(1.) The lower Courts have held that the defendant, when duly summoned to appear, failed to attend without lawful excuse. We think that this Court cannot interfere with this finding. But it is urged, in the second place, that the procedure followed by the Subordinate Court is not in accordance with the provisions of section 170 of Act VIII of 1859.* The Subordinate Judge did not pass judgment against the party who failed to appear, as he might have done, under the provisions of the law quoted above, but he ordered that the case should be heard ex parte, and he refused to allow the vakeel of the defendant to cross-examine the witnesses of the plaintiff. The Judge, in appeal, held that the order of the lower Court was right. We think that on the defendant failing to appear without lawful excuse, the Judge might at once have passed judgment against him. But if he proceeded to take the evidence of the plaintiff's witnesses, the defendant who had entered appearance was entitled to cross-examine them by his vakeel, and the Subordinate Judge was wrong in treating the case as an ex parte one; for, as the defendant had appeared and filed a written statement, it could not be called an ex parte case. If not an ex parte case, the defendant was entitled to cross-examine the plaintiffs witnesses.

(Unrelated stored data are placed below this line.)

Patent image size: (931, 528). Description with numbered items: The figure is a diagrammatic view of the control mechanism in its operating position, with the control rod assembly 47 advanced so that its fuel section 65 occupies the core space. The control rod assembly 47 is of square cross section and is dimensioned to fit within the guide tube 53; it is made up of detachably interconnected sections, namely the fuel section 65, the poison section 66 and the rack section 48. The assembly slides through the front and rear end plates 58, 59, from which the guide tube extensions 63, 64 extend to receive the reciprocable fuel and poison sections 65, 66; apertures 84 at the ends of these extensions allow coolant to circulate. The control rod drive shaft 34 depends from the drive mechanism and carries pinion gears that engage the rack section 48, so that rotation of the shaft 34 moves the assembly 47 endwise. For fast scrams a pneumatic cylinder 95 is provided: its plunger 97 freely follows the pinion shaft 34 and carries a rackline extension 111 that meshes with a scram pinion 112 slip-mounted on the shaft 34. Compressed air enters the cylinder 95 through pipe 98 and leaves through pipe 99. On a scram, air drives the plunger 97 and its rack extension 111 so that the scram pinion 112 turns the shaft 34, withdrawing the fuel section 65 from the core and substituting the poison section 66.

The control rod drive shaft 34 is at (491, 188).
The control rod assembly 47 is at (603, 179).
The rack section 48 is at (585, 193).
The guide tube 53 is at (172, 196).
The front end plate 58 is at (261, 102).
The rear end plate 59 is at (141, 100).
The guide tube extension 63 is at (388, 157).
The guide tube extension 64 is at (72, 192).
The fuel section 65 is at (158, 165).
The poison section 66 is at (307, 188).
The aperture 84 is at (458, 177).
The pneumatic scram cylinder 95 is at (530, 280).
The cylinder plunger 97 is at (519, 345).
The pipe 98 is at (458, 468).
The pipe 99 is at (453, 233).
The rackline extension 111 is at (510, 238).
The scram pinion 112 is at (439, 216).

(2.) We think that the case must go back to the first Court to allow the defendant's vakeel an opportunity to cross-examine the plaintiff's witnesses.
(3.) With regard to the third objection taken in special appeal, we find that it was not urged in the lower Appellate Court, and is of no real weight. The case is, accordingly, remanded to the first Court to allow the defendant's vakeel to cross-examine the plaintiff's witnesses, and to re-try the case.